In Letitia Elizabeth Landon’s poem “Gossipping,” she creates a metaphor that likens those who gossip to “the spiders of society” in order to reveal their viciousness as well as her own subversive hatred of nature (line 1).  The traits normally associated with spiders, especially spiders as symbols, are not typically negative, as they include ones such as patience and persistence due to the spider’s method of working hard on a web and then waiting for prey.  However, in Landon’s poem, she asserts heavily that spiders are unwelcome and unpleasant through her use of malicious diction to describe spiders and gossipers.  Landon utilizes the words “petty,” “lies,” “sneers,” “misery,” “false,” “cruel,” and “torment” when discussing the subjects of her poem and their effect on their victims.  Whereas the web of a spider outside of this work may resent patience and intelligence, Landon’s “cruel” spider weaves a “petty” and “false” web that only leaves “misery” in its wake.  This spider is a small-minded liar that has no concern for the destruction it places upon its victims.  The malicious diction incorporated throughout “Gossipping” lends the work a very angry tone, with the only indication that this spider is intelligent is the word “ingenious” placed right before the word “torment” (line 11).  The overall effect of this pairing of words, however, is that Landon admits that although gossipers are clever, they ultimately use this skill for evil.  
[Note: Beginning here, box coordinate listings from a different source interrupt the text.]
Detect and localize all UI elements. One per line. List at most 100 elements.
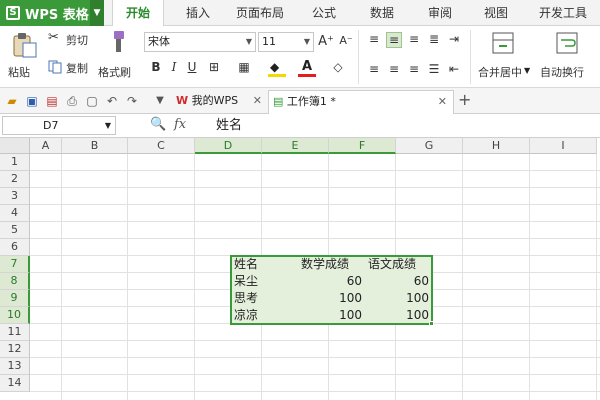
italic-icon[interactable]: I: [166, 60, 182, 74]
row-header-9[interactable]: 9: [0, 290, 30, 307]
cell-d7[interactable]: 姓名: [231, 256, 298, 273]
row-header-3[interactable]: 3: [0, 188, 30, 205]
redo-icon[interactable]: ↷: [124, 93, 140, 109]
font-name-value: 宋体: [148, 35, 170, 48]
new-tab-plus-icon[interactable]: +: [458, 90, 471, 109]
ribbon-home: 粘贴 ✂ 剪切 复制 格式刷 宋体 ▼ 11 ▼ A⁺ A⁻ B I U ⊞ ▦…: [0, 26, 600, 88]
tab-workbook[interactable]: ▤ 工作簿1 * ✕: [268, 90, 454, 114]
app-menu-dropdown-icon[interactable]: ▼: [90, 0, 104, 26]
font-name-select[interactable]: 宋体 ▼: [144, 32, 256, 52]
column-header-c[interactable]: C: [128, 138, 195, 154]
name-box[interactable]: D7 ▼: [2, 116, 116, 135]
row-header-4[interactable]: 4: [0, 205, 30, 222]
row-header-6[interactable]: 6: [0, 239, 30, 256]
column-header-a[interactable]: A: [30, 138, 62, 154]
row-header-8[interactable]: 8: [0, 273, 30, 290]
cell-f7[interactable]: 语文成绩: [365, 256, 432, 273]
column-header-i[interactable]: I: [530, 138, 597, 154]
tab-my-wps[interactable]: W 我的WPS ✕: [172, 90, 266, 114]
clear-format-icon[interactable]: ◇: [330, 60, 346, 74]
row-header-1[interactable]: 1: [0, 154, 30, 171]
merge-center-button[interactable]: 合并居中 ▼: [474, 30, 532, 84]
close-icon[interactable]: ✕: [253, 90, 262, 112]
cell-e7[interactable]: 数学成绩: [298, 256, 365, 273]
cell-f10[interactable]: 100: [365, 307, 432, 324]
close-icon[interactable]: ✕: [438, 91, 447, 113]
tab-view[interactable]: 视图: [474, 0, 518, 26]
decrease-font-icon[interactable]: A⁻: [338, 34, 354, 47]
outdent-icon[interactable]: ⇤: [446, 62, 462, 76]
tab-review[interactable]: 审阅: [418, 0, 462, 26]
column-header-b[interactable]: B: [62, 138, 128, 154]
customize-dropdown-icon[interactable]: ▼: [152, 93, 168, 109]
cell-e8[interactable]: 60: [298, 273, 365, 290]
row-header-13[interactable]: 13: [0, 358, 30, 375]
row-header-10[interactable]: 10: [0, 307, 30, 324]
align-center-icon[interactable]: ≡: [386, 62, 402, 76]
export-pdf-icon[interactable]: ▤: [44, 93, 60, 109]
column-header-f[interactable]: F: [329, 138, 396, 154]
font-size-select[interactable]: 11 ▼: [258, 32, 314, 52]
tab-page-layout[interactable]: 页面布局: [228, 0, 292, 26]
cell-d9[interactable]: 思考: [231, 290, 298, 307]
cell-e10[interactable]: 100: [298, 307, 365, 324]
undo-icon[interactable]: ↶: [104, 93, 120, 109]
row-header-7[interactable]: 7: [0, 256, 30, 273]
row-header-12[interactable]: 12: [0, 341, 30, 358]
align-right-icon[interactable]: ≡: [406, 62, 422, 76]
wrap-text-button[interactable]: 自动换行: [538, 30, 596, 84]
formula-input[interactable]: 姓名: [208, 116, 600, 135]
font-color-button[interactable]: A: [298, 59, 318, 78]
paint-bucket-icon: ◆: [270, 60, 280, 74]
print-icon[interactable]: ⎙: [64, 93, 80, 109]
cell-e9[interactable]: 100: [298, 290, 365, 307]
copy-button[interactable]: 复制: [48, 58, 96, 76]
column-header-d[interactable]: D: [195, 138, 262, 154]
row-header-2[interactable]: 2: [0, 171, 30, 188]
align-bottom-icon[interactable]: ≡: [406, 32, 422, 46]
cell-f9[interactable]: 100: [365, 290, 432, 307]
paste-button[interactable]: 粘贴: [6, 30, 42, 84]
align-top-icon[interactable]: ≡: [366, 32, 382, 46]
column-header-h[interactable]: H: [463, 138, 530, 154]
wps-w-icon: W: [176, 94, 189, 107]
tab-home[interactable]: 开始: [112, 0, 164, 27]
tab-developer[interactable]: 开发工具: [530, 0, 596, 26]
distribute-icon[interactable]: ☰: [426, 62, 442, 76]
tab-data[interactable]: 数据: [360, 0, 404, 26]
row-header-14[interactable]: 14: [0, 375, 30, 392]
zoom-search-icon[interactable]: 🔍: [150, 117, 166, 132]
fill-pattern-icon[interactable]: ▦: [236, 60, 252, 74]
spreadsheet-grid[interactable]: ABCDEFGHI 1 2 3 4 5 6 7 8 9 10 11 12 13 14 姓名 数学成绩 语文…: [0, 138, 600, 400]
align-justify-icon[interactable]: ≣: [426, 32, 442, 46]
open-folder-icon[interactable]: ▰: [4, 93, 20, 109]
increase-font-icon[interactable]: A⁺: [318, 34, 334, 49]
row-header-11[interactable]: 11: [0, 324, 30, 341]
bold-icon[interactable]: B: [148, 60, 164, 74]
indent-icon[interactable]: ⇥: [446, 32, 462, 46]
align-middle-icon[interactable]: ≡: [386, 32, 402, 48]
app-logo-button[interactable]: S WPS 表格: [0, 0, 104, 26]
format-painter-button[interactable]: 格式刷: [98, 30, 138, 84]
grid-row-line: [30, 170, 600, 171]
font-color-swatch: [298, 74, 316, 77]
cell-d10[interactable]: 凉凉: [231, 307, 298, 324]
fill-handle[interactable]: [429, 321, 434, 326]
select-all-corner[interactable]: [0, 138, 30, 154]
tab-insert[interactable]: 插入: [176, 0, 220, 26]
cell-d8[interactable]: 呆尘: [231, 273, 298, 290]
chevron-down-icon: ▼: [303, 37, 310, 46]
column-header-e[interactable]: E: [262, 138, 329, 154]
fill-color-button[interactable]: ◆: [268, 60, 288, 78]
borders-icon[interactable]: ⊞: [206, 60, 222, 74]
tab-formulas[interactable]: 公式: [302, 0, 346, 26]
fx-icon[interactable]: fx: [174, 117, 186, 132]
save-icon[interactable]: ▣: [24, 93, 40, 109]
underline-icon[interactable]: U: [184, 60, 200, 74]
cell-f8[interactable]: 60: [365, 273, 432, 290]
row-header-5[interactable]: 5: [0, 222, 30, 239]
print-preview-icon[interactable]: ▢: [84, 93, 100, 109]
cut-button[interactable]: ✂ 剪切: [48, 30, 96, 48]
align-left-icon[interactable]: ≡: [366, 62, 382, 76]
column-header-g[interactable]: G: [396, 138, 463, 154]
This hatred of nature seems especially significant when analyzing the transition from the Romantic period to the Victorian period.  During the previous, romantic era of literature, poems praised and even seemingly worshiped nature, even if that nature was striking fear into the narrator’s heart.  Most works that made allusions to nature showed an immense respect for it, and yet upon leaving the Romantic era and entering the Victorian era, Landon writes “Gossipping” to spite nature.  When interpreting spiders as the link between humans and nature, it is clear that Landon is insulting nature.  The angry, hateful tone in “Gossipping” directed at a part of nature is unusual during this period of literary history, and the incorporation of such a tone reveals that Landon is a rather subversive writer for her time.  Even in the Victorian era of poetry, while many authors wrote about a darker side of nature, none of them incorporated the venomous hatred into their pieces that Landon has here.  Her subversiveness is emphasized by the modernity of this poem.  It is very easily understood by the 21st century reader due to its clarity, straightforwardness, palpable infusion of emotion, and standard word order.  Where other poets of Landon’s time are following the trends of writing about the sublime, the awe of nature, and broad and complicated concepts, all while employing an unusual word or sentence order, Landon insults nature, and makes it very clear that she is doing this as well.  

Landon’s subversiveness is significant because during a time where women were often discriminated against, her inclination to go against the grain paired with her gender emphasize not only her braveness, but perhaps her roadblocks to a higher status.  If Landon wrote under a male pen name and made her poems as complex and pretentious as some of her male counterparts, how much more successful would she have been?